We report a curious porous molecular crystal that is devoid of the common traits of related systems. Namely, the molecule does not rely on directional hydrogen bonds to enforce open packing; and it offers neither large concave faces (i.e., high internal free volume) to frustrate close packing, nor any inherently built-in cavity like in the class of organic cages. Instead, the permanent porosity (as unveiled by the X-ray crystal structure and CO2 sorption studies) arises from the strong push-pull units built into a Sierpinski-like molecule that features four symmetrically backfolded (SBF) side arms. Each side arm consists of the 1,1,4,4-tetracyanobuta-1,3-diene acceptor (TCBD) coupled with the dimethylaminophenyl donor, which is conveniently installed by a cycloaddition-retroelectrocyclization (CA-RE) reaction. Unlike the poor/fragile crystalline order of many porous molecular solids, the molecule here readily crystallizes and the crystalline phase can be easily deposited into thin films from solutions.
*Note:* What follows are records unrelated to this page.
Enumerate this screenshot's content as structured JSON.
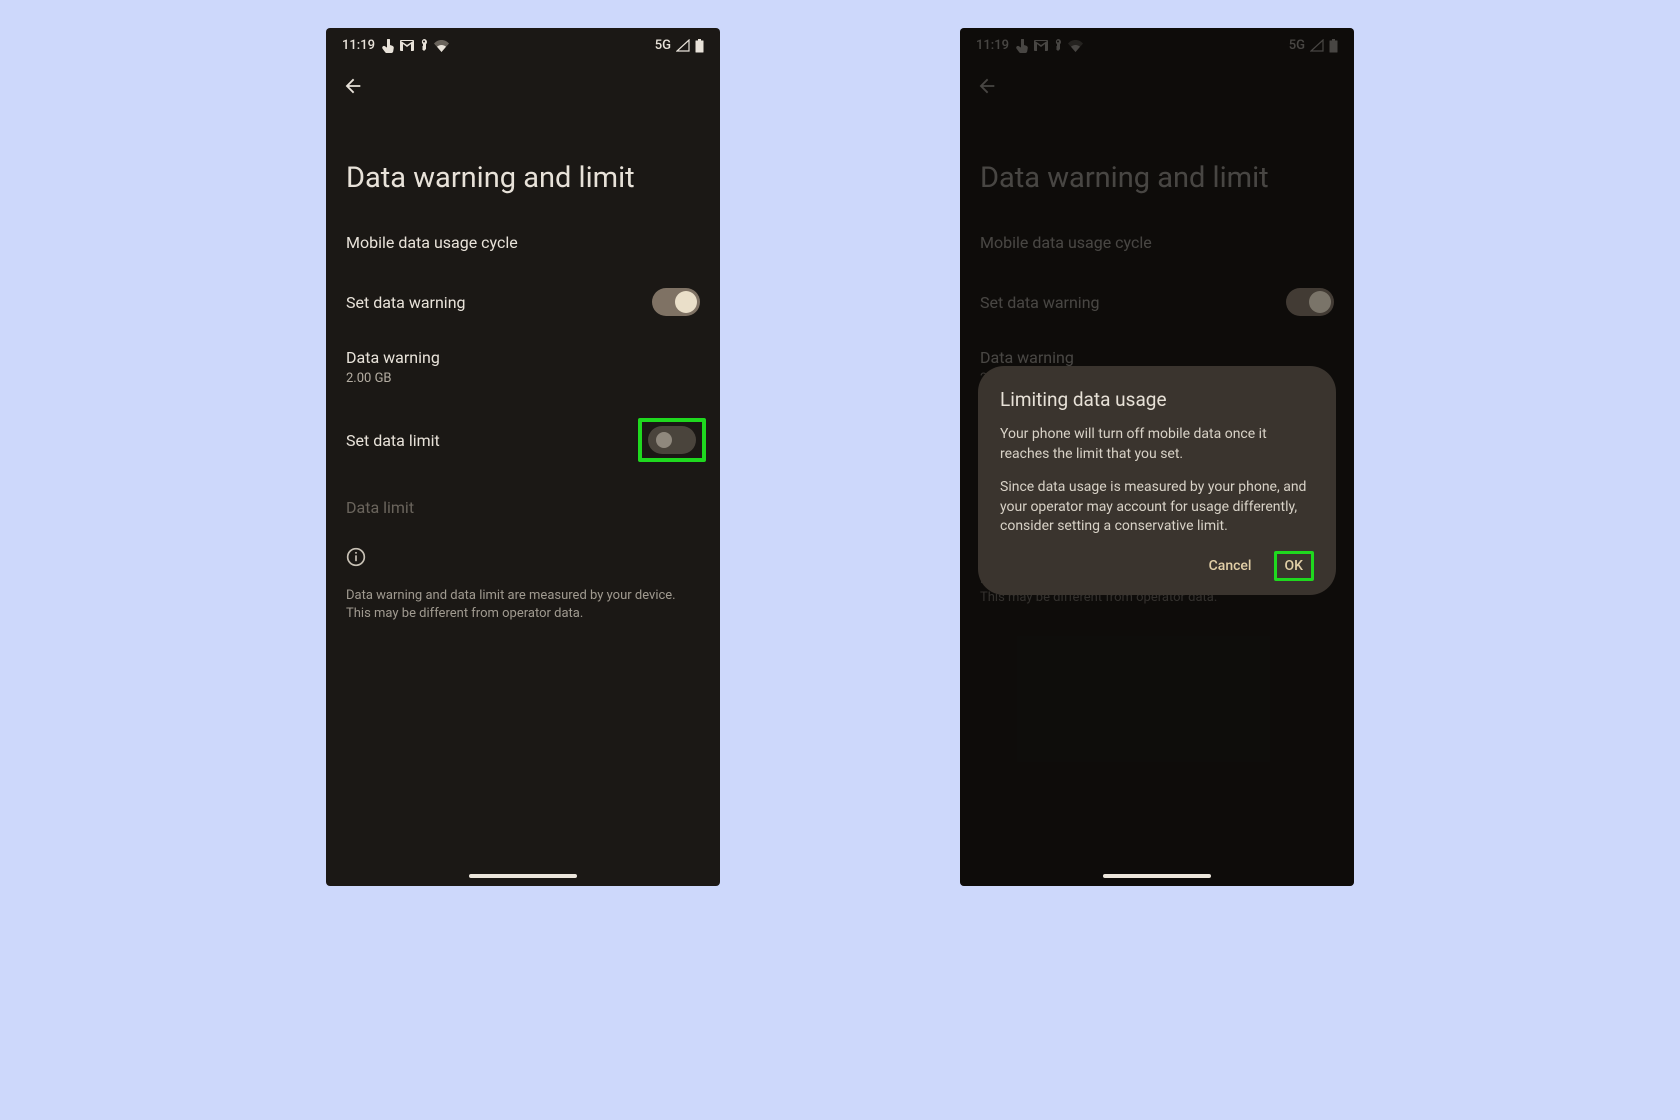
{
  "status": {
    "time": "11:19",
    "network": "5G"
  },
  "screen": {
    "title": "Data warning and limit",
    "items": {
      "usage_cycle": "Mobile data usage cycle",
      "set_data_warning": "Set data warning",
      "data_warning": "Data warning",
      "data_warning_value": "2.00 GB",
      "set_data_limit": "Set data limit",
      "data_limit": "Data limit"
    },
    "footnote": "Data warning and data limit are measured by your device. This may be different from operator data."
  },
  "dialog": {
    "title": "Limiting data usage",
    "para1": "Your phone will turn off mobile data once it reaches the limit that you set.",
    "para2": "Since data usage is measured by your phone, and your operator may account for usage differently, consider setting a conservative limit.",
    "cancel": "Cancel",
    "ok": "OK"
  }
}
Moreover, both the bulk sample and thin film exhibit excellent thermal stability with the porous crystalline order maintained even at 200 °C. The intermolecular forces underlying this robust porous molecular crystal likely include the strong dipole interactions and the multiple C···N and C···O short contacts afforded by the strongly donating and accepting groups integrated within the rigid molecular scaffold.